The Unidentifiable
Though it’s far from the only trio that pianist Matthew Shipp has led over the years, the lineup with bassist Michael Bisio and drummer Newman Taylor Baker is a special one, as the albums *The Conduct of Jazz*, *Piano Song*, and *Signature* have made clear. *The Unidentifiable*, the trio’s second for ESP-Disk’, has a certain stark and transparent beauty, with episodes morphing from abstract groove and swing (“The Dimension,” “The Unidentifiable”) to the elusive Afro-Latin vibe of “Regeneration” to the closing chamber epic, “New Heaven and New Earth.” Baker’s attention to texture and tone color, most clearly on “Dark Sea Negative Charge” and the short solo prelude “Virgin Psych Space 1,” is consistently striking—indeed, there’s an inner clarity to his interaction with Bisio even when Shipp is going at maximum tilt. Soon after this album’s release, Shipp published an essay on what he calls the Black Mystery School Pianists: players such as Monk, Mal Waldron, Andrew Hill, and a select other few—exponents of “an underground language,” one with “a certain geometry and architecture,” a mode of “generating sound…grounded in a technique they invented…that cannot be taught in school.” While Shipp does not consciously emulate any one Mystery School figure, he draws on their historical examples, here and throughout his catalog, in pursuit of *The Unidentifiable*.
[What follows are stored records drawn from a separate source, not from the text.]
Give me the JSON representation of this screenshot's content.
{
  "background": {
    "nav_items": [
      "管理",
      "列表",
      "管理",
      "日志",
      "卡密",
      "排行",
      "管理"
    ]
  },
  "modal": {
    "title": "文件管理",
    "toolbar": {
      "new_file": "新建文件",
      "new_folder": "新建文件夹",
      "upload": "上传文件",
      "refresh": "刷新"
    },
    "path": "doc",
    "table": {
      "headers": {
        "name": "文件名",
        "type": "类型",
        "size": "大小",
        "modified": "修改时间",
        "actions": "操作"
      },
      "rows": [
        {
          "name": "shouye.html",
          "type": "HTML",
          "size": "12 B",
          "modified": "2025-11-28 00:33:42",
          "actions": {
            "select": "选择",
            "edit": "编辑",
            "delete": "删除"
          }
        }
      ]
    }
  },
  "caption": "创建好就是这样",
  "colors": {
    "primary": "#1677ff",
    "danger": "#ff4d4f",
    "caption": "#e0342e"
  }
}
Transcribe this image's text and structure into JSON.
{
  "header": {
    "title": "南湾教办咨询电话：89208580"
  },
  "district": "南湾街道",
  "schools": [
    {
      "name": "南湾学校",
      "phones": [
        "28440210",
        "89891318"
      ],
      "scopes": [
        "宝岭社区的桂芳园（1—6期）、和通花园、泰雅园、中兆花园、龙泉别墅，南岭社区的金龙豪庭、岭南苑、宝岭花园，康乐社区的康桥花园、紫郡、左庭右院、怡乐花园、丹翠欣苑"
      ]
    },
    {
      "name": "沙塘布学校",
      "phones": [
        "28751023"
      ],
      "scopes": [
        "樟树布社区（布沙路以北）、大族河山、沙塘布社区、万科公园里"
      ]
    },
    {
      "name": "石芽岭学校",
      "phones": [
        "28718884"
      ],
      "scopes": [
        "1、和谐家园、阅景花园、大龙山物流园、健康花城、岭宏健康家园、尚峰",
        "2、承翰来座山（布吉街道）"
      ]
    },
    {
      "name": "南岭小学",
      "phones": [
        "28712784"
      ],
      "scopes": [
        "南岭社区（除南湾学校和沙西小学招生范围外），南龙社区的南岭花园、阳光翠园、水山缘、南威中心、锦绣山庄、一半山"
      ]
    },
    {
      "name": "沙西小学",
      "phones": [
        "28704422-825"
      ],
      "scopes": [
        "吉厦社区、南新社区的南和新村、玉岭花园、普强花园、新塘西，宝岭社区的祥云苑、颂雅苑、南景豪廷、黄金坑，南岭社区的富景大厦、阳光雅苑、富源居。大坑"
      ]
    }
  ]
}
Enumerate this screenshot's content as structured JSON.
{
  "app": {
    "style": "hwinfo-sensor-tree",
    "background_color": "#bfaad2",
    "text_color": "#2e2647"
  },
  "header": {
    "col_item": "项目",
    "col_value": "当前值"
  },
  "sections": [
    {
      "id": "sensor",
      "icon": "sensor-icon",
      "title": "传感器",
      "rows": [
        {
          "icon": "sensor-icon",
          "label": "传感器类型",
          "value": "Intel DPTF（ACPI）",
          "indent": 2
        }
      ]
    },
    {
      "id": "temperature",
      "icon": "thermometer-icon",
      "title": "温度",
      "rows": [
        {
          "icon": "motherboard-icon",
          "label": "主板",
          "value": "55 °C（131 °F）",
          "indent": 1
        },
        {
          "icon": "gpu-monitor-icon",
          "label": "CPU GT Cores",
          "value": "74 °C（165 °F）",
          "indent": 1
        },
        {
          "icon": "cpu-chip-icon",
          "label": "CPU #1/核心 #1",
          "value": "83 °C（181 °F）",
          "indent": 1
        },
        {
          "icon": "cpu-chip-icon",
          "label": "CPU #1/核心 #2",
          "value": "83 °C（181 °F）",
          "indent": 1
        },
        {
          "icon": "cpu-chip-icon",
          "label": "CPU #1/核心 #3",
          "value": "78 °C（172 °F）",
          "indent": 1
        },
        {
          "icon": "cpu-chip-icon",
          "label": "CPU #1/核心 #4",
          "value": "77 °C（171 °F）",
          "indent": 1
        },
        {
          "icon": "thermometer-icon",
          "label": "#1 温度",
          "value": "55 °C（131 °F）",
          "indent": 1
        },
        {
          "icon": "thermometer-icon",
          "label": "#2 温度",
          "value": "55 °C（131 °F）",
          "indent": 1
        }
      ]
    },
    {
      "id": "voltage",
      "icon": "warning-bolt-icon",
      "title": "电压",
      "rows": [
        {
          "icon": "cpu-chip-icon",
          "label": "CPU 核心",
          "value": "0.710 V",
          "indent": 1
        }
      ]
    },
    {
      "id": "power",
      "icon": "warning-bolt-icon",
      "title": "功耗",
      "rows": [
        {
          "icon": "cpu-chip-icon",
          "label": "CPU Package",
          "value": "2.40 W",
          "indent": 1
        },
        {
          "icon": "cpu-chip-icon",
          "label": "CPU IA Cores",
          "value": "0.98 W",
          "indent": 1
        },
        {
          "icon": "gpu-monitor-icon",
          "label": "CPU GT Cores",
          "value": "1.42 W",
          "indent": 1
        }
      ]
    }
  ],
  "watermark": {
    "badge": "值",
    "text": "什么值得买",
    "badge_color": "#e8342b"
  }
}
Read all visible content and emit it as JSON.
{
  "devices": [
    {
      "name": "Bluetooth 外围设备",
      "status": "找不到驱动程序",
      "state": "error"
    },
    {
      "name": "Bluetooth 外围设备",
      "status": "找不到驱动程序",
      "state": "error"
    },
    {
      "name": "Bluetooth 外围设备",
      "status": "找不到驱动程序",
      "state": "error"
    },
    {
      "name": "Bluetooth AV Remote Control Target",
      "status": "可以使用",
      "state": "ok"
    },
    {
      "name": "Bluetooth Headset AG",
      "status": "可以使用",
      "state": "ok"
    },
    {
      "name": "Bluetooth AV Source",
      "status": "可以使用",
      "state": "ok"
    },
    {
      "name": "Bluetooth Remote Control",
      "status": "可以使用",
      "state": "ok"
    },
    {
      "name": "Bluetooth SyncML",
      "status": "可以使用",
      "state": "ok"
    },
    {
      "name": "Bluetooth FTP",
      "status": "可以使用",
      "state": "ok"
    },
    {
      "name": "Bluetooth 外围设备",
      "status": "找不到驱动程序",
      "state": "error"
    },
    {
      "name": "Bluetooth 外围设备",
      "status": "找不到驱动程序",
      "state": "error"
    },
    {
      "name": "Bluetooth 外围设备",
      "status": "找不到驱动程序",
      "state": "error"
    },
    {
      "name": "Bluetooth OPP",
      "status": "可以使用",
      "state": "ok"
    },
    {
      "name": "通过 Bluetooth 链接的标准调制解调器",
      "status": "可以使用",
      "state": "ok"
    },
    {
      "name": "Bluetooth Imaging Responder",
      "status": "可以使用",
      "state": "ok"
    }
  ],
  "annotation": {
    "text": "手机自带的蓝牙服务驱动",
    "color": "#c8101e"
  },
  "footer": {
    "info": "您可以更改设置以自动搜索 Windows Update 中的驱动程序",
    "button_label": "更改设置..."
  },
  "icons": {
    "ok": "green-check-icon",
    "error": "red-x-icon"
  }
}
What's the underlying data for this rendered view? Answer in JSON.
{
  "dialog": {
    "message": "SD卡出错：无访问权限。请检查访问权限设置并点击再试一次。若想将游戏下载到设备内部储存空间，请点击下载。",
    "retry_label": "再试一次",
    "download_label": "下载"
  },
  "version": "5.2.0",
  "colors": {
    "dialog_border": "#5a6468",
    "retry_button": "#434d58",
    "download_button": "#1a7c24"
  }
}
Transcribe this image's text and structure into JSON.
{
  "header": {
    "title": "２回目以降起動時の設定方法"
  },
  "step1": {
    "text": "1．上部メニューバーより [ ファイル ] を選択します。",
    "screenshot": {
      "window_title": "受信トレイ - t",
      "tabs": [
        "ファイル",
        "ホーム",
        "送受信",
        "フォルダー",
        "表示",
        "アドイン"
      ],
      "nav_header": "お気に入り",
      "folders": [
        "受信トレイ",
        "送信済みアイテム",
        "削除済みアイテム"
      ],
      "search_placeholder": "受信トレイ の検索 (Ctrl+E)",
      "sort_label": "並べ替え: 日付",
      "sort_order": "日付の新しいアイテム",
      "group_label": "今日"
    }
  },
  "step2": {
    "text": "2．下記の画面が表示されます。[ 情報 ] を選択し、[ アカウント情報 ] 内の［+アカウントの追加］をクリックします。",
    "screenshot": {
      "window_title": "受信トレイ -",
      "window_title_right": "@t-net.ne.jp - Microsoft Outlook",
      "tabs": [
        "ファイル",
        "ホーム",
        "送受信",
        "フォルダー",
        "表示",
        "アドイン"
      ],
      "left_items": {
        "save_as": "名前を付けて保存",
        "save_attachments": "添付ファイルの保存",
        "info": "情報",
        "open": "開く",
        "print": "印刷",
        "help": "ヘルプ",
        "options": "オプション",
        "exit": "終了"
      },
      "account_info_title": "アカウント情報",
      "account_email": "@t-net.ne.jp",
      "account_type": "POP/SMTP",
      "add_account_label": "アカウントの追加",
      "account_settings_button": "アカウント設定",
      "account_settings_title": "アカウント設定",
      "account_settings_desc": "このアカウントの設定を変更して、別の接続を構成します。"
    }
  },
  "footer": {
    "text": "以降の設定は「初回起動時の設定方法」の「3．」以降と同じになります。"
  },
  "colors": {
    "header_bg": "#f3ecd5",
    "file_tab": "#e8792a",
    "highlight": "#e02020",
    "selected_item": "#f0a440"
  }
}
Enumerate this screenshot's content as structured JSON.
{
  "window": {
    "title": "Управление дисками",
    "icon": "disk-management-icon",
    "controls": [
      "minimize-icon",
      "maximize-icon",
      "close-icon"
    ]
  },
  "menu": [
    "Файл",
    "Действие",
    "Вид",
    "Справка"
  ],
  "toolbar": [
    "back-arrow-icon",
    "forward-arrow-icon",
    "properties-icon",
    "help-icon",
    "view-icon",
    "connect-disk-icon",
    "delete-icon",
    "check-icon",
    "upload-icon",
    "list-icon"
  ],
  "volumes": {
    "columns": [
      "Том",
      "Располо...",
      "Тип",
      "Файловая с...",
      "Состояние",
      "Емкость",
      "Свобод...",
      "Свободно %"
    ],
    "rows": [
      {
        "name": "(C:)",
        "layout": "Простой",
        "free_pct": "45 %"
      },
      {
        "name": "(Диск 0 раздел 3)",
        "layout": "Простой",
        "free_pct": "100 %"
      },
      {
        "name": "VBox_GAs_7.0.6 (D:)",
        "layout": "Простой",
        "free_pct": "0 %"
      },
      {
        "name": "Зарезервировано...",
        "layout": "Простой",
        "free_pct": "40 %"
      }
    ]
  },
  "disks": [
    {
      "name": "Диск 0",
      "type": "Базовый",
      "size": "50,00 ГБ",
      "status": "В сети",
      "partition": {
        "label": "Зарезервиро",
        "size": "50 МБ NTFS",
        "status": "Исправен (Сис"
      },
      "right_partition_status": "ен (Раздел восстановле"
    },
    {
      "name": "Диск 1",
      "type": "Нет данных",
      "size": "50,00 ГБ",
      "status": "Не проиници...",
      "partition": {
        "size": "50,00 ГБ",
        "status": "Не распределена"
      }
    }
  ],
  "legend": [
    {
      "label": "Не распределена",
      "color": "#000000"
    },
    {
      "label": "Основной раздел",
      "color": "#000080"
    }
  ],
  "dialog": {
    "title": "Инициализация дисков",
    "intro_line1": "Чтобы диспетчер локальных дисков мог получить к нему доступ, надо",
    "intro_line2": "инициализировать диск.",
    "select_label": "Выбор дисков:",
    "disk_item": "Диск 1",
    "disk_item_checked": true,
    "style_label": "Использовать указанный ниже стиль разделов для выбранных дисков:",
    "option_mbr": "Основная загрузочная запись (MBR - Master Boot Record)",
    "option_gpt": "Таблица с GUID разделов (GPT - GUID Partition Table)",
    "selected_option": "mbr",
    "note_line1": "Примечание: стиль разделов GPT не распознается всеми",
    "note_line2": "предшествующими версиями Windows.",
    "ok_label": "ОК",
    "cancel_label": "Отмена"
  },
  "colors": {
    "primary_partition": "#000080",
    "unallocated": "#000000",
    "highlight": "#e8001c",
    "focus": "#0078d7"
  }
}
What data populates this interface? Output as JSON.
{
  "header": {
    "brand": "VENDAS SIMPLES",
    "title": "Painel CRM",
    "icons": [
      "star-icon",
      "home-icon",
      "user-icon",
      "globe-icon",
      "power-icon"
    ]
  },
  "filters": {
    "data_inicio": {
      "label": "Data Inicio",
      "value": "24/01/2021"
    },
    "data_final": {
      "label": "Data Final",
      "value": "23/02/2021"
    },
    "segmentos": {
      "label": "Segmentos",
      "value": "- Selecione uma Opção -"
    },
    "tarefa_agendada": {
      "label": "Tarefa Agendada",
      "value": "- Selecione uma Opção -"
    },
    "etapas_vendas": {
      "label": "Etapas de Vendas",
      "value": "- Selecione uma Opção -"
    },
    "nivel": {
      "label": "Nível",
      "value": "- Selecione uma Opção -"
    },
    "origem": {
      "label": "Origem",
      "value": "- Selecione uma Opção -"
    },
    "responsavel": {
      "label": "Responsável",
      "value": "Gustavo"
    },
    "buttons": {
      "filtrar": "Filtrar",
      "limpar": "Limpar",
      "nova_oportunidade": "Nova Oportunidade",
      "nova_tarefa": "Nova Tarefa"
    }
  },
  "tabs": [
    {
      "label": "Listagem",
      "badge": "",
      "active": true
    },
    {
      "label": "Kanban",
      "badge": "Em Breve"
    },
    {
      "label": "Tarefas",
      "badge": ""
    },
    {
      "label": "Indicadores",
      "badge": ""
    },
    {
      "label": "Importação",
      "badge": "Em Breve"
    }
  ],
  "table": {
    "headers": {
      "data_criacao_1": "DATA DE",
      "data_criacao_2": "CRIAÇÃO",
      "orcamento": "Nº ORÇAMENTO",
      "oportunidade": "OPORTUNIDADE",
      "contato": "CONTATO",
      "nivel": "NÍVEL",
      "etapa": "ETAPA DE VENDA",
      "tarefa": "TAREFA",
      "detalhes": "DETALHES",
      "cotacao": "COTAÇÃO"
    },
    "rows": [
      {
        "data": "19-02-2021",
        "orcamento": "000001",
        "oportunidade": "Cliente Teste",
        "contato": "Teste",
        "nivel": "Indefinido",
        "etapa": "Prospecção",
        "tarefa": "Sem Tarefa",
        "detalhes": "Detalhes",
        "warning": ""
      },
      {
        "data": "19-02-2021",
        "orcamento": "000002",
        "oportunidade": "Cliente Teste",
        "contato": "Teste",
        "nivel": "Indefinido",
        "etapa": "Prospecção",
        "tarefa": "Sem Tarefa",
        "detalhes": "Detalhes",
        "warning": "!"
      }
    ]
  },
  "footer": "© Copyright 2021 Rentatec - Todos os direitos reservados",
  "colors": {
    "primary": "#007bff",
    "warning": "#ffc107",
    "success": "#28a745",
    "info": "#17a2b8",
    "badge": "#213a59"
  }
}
Starting in the bebop era, the piano-bass-drums lineup has been the most classic jazz format in which the piano is featured, accumulating the weight of history and critical expectations. In this setting, a non-mainstream player such as Shipp can infiltrate Newport Jazz Festival, Jazz at Lincoln Center, the Museum of Modern Art in New York City, and other Establishment bastions in a familiar format and then unleash his ideas on audiences that might not normally be exposed to his style. Thanks to hearing it in the communal language of the piano trio, they can better understand the message the Matthew Shipp Trio has to deliver – “Mr. Shipp’s predilection for finding fertile ground between accessibility and abstraction,” as Larry Blumenfeld wrote in The Wall Street Journal. Mr. Shipp says, "The piano trio is such a basic configuration in jazz, and it is an honor to take a well-explored area and apply my imagination to it to see where we can go—it helps that my trio mates are great." Shipp, Bisio, and Baker convened at Shipp's favorite recording venue last year looking to pursue a new direction. The result is both distinctively Shippian yet a further evolution of the group’s sound.